Das Schisma im Bistum Augsburg ist schon da

17. Juni 2010 in Deutschland


Hier geht es nicht mehr um Mixa, hier geht es darum, eine andere Kirche zu schaffen, eine deutsch-demokratische Kirche - Ein Gastkommentar zur "causa Mixa" von N. N.


Augsburg (kath.net)
Ja, Mixa hat falsch gehandelt. Er hätte jenen, die im Fernsehen darüber berichteten, vom Stadtpfarrer geschlagen worden zu sein, nicht über seinen wichtigsten Vertrauensmann mit juristischer Gewalt drohen dürfen. Vielmehr hätte er seine Betroffenheit zum Ausdruck bringen und das Gespräch mit den Gewaltopfern suchen müssen, selbst wenn er davon ausgeht, nicht der Täter gewesen zu sein. Und hätte Mixa auf sein Herz und nicht auf seinen Berater gehört, wäre es auch so gelaufen.
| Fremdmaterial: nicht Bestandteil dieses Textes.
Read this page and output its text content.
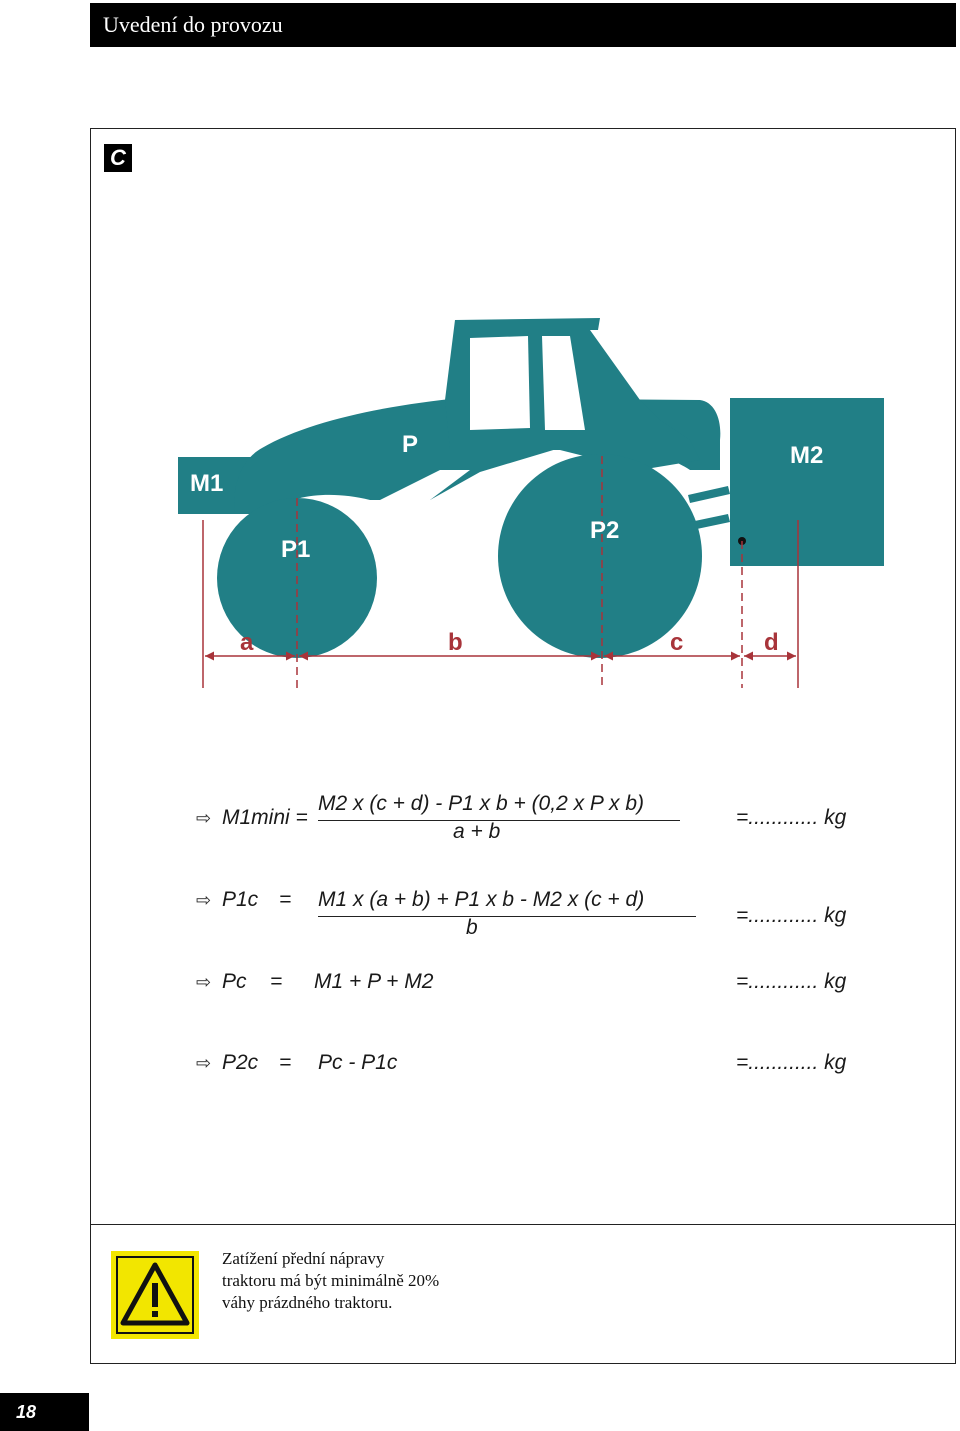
Uvedení do provozu
C
M1
P	M2
P1
P2
a	b	c	d
⇨ M1mini =
M2 x (c + d) - P1 x b + (0,2 x P x b)
a + b
=............ kg
⇨ P1c = M1 x (a + b) + P1 x b - M2 x (c + d)
b
=............ kg
⇨ Pc = M1 + P + M2	=............ kg
⇨ P2c = Pc - P1c	=............ kg
Zatížení přední nápravy traktoru má být minimálně 20% váhy prázdného traktoru.
18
Er hätte von vornherein einräumen müssen, dass er früher auch mal „Watschn“ verteilt hat und nicht sagen dürfen, „nie jemals“ Gewalt ausgeübt zu haben. So hat es auch Georg Ratzinger getan, und niemand nimmt es ihm übel. Er hätte nicht sagen sollen: „Ich habe ein reines Herz“. Vielleicht stimmte es, weil er gerade aus dem Beichtstuhl kam, doch wie arrogant wirkt das auf die Leute, auch wenn es nicht so gemeint war?

Er hätte sich manche Geldausgabe sparen können und angesichts von Millionen Hartz-4-Empfängern nicht verschwenderisch unnütze Projekte finanzieren dürfen, erst recht nicht aus Stiftungsvermögen des Waisenhauses. Trinkt Mixa abends gerne mit seinen Gästen bis tief in die Nacht? Es wird in den Medien gestreut, Mixa sei Alkoholiker. Er selbst hat dem entschieden widersprochen. Aber muss ein Bischof Anti-Alkoholiker sein? Hat man diesen Vorwurf nicht auch schon dem Herrn gemacht: „Dieser Fresser und Säufer!“ (Mt 11,19)?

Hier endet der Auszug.